Is “BPA-Free” Labeling on Plastics and Baby Bottles a Lie?

Thanks to all the concern and negative publicity about BPA over the past few years, the vast majority of plastic water bottles, baby bottles and plastic food containers are now bearing the “BPA-free” label. But does that make them any safer than the old plastic water bottle in your cupboard?

BPA, short for bisphenol A, is a hormone-disrupting, reproductive and developmental toxin that has also permeated the environment so much so that a government study found detectible levels of it in 93 percent of several thousand people tested over the age of six. BPA can cause adverse effects at very low levels, and is a particular concern for infants and children.

While most manufacturers of plastic food and drink containers no longer use BPA,  researchers who conducted a 2011 study claim that the replacement chemicals also have estrogenic activity, making them “a potential health problem” as well.

And in an strange twist, the maker of one of those replacement resins, called Tritan, that is advertised as “safe” and used in over 600 products most likely labeled “BPA-free,” is suing two Texas-based companies involved in that study.

In a trial set to start this week, Eastman Chemical claims that companies PlastiPure and CertiChem made “false” and “misleading” statements about Tritan.

The defendant companies say that Tritan-made products can leach “chemicals having significant estrogenic activity after common-use stresses” and calls the case a “David & Goliath match up” that is an attempt to “shut down independent testing…”

The study Eastman is focusing on, published in a 2011 issue of Environmental Health Perspectives, is by no means the first time the safety of these BPA-free plastics has been questioned.

Author and alternative medicine expert Dr. Joseph Mercola has been sounding the alarm about so-called “safe” plastics for several years, advising people to limit drinking and eating from all plastics and to never, ever microwave foods in plastic containers.

What about canned food?

While BPA is said to be found “everywhere” in the environment, including in every water source that has ever been tested, the Environmental Protection Agency states that human exposure is “primarily through food packaging manufactured using BPA.” (Another route of exposure to the chemical is through thermal printed paper, such as store receipts possibly through dermal exposure or by hand to mouth contact).

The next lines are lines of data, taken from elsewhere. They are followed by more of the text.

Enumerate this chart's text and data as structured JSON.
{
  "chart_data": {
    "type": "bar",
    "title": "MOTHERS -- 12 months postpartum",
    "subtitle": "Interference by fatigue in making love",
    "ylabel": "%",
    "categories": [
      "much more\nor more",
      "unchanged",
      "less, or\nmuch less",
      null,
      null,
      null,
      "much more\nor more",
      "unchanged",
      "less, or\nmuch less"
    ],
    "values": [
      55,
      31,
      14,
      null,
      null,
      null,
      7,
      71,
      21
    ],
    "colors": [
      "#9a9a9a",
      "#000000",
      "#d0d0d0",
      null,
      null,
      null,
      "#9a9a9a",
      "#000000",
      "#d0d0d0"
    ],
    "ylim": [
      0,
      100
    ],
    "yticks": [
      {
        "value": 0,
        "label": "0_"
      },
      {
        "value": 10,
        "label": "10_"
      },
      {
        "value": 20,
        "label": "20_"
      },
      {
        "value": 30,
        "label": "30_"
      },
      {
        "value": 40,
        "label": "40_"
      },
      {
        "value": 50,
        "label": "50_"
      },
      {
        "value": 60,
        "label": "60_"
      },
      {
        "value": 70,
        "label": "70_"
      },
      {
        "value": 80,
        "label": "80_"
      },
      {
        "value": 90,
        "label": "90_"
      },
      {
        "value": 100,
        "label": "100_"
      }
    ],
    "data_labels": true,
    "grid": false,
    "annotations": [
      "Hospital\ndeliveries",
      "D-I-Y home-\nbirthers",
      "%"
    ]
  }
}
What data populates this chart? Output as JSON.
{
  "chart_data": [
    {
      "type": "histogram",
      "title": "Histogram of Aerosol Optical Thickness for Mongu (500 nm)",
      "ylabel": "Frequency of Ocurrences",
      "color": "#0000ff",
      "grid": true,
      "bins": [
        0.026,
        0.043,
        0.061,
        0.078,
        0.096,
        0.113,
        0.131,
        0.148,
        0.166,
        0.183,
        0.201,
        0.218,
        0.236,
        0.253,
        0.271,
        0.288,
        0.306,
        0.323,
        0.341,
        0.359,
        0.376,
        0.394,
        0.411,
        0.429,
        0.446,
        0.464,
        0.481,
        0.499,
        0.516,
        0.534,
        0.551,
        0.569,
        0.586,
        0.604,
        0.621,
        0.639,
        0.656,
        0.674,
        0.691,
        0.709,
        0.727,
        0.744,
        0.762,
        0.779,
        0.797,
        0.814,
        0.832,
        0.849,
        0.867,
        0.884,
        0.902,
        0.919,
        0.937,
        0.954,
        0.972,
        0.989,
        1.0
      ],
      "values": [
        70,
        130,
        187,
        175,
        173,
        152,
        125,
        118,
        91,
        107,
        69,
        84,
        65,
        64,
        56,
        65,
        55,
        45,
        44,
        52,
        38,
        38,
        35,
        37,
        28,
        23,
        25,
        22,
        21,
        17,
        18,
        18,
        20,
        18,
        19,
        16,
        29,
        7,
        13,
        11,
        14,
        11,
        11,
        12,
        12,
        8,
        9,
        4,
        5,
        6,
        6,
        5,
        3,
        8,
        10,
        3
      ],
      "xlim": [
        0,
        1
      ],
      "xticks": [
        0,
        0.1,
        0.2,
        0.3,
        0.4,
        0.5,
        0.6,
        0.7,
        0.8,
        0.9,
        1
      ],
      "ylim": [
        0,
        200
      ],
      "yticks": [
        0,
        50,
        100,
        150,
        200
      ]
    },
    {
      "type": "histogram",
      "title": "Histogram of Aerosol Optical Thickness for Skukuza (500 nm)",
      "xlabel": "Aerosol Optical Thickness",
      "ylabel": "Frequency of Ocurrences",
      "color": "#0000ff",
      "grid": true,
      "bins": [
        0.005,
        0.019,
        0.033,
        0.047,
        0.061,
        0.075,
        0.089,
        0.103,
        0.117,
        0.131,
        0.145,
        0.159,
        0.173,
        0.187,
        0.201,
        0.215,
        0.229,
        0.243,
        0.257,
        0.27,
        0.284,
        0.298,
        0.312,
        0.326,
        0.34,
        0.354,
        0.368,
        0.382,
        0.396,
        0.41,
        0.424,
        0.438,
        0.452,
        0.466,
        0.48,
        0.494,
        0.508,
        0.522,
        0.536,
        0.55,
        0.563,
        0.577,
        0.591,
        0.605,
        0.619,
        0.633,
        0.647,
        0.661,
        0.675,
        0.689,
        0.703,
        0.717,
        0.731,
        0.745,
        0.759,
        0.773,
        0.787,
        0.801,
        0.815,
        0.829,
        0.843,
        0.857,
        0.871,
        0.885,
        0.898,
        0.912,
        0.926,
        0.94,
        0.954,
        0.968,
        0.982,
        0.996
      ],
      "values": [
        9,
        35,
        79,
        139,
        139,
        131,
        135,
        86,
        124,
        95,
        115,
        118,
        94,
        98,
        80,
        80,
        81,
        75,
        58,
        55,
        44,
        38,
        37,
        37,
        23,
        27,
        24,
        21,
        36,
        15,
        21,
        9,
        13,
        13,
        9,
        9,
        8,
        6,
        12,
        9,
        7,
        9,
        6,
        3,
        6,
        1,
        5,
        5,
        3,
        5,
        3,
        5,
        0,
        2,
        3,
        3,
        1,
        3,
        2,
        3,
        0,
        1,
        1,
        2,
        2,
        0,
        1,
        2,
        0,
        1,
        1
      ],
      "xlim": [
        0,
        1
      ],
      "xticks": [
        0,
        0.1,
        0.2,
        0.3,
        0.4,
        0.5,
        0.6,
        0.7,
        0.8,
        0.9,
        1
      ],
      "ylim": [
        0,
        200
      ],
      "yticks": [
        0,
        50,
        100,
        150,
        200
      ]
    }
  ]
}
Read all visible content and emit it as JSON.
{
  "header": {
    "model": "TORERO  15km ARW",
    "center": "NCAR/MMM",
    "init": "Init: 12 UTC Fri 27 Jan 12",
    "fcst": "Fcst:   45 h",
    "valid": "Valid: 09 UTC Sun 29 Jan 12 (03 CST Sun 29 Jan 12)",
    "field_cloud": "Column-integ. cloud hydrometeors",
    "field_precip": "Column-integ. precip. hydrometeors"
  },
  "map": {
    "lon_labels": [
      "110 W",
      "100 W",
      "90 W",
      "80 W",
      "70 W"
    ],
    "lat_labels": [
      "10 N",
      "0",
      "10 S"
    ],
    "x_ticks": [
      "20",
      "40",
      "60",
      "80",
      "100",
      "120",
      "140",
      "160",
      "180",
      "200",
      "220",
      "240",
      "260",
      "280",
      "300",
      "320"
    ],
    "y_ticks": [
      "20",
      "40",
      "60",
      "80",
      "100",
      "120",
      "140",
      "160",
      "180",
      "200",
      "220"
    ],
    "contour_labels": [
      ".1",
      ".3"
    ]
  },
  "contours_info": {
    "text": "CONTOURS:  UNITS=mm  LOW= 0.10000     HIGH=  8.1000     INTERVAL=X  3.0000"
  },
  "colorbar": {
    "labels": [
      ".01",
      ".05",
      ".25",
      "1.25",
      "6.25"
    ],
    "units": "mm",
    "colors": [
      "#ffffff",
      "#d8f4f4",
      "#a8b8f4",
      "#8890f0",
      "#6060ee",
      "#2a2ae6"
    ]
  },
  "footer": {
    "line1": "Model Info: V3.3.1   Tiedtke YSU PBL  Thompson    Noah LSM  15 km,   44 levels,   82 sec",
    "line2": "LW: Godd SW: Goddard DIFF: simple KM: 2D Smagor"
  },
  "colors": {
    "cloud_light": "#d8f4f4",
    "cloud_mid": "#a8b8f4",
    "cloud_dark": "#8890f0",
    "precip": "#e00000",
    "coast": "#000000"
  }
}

Cans (and lids) need some type of coating to prevent corrosion and bacterial contamination of the food, and coming up with BPA alternatives (especially for acidic foods such as tomatoes) is apparently not all that easy, or more likely, cost effective.  One company, however, Muir Glenn, says it has managed to remove the BPA from all of its tomato product cans since 2011.

Knowing for sure if there is BPA in a food can is a tough question that many food manufacturers can’t even seem to get a handle on. But what we can tell you is that one of the ways to be sure you are not buying food in containers in which BPA was used in the manufacturing process is to ditch the can – and the plastic (including at-home food storage containers) and go with good old fashioned glass or stainless steel. There is, however, one caveat: that lid linings used on glass containers may be coated with BPA.

So while it’s impossible to eliminate all exposure to this toxic chemical, carefully selecting packaged food products, or eliminating cans and plastic containers altogether, is one way to start reducing it. Here are four companies that have eliminated BPA fully or partially from their product containers:

  • Muir Glen

This General Mills-owned organic food company, which makes a wide variety of tomato products that include pasta sauces, soups, salsa and ketchup, says that since 2011 it has not used BPA in its food packaging.

  • Eden Foods

The oldest independent organic food company in the U.S., Eden is apparently the pioneer in eliminating BPA from most of its cans, with its beans being packaged in BPA-free containers since 1999. (But apparently even Eden couldn’t totally solve the problem, and says on its web site that years of searching for a BPA alternative for its high acid products, like tomatoes, was unsuccessful. Because of that the company now packages a portion of its tomato products in glass jars, but even that isn’t 100 percent. Saying “there is no such thing as the perfect food package,” Eden states that the first coating inside the twist cap does have BPA in it, but contains a “second protective sealant over the metal that does not contain any…” and that “isolates” the BPA coating from coming into contact with the food.

  • Wild Planet

A privately owned, California-based company that specializes in sustainably caught wild seafood, Wild Planet produces a variety of products, including, pole-caught tuna, wild salmon, sardines, crab and shrimp, packaging its tuna and shrimp in BPA-free cans.

  • Amy’s Kitchen

A privately-owned organic food company with a wide variety of canned and frozen dishes, Amy’s Kitchen says that it has transitioned “to cans using no BPA in the formulation of its liner.”

With the U.S. Food and Drug Administration just last Thursday announcing that it will no longer allow the chemical to be used in packaging for infant formula (the agency banned it in baby bottles and cups last year), it appears that BPA use in the food industry may be finally if ever so slowly losing its grip.

But whether its chemical kin are any better remains to be seen.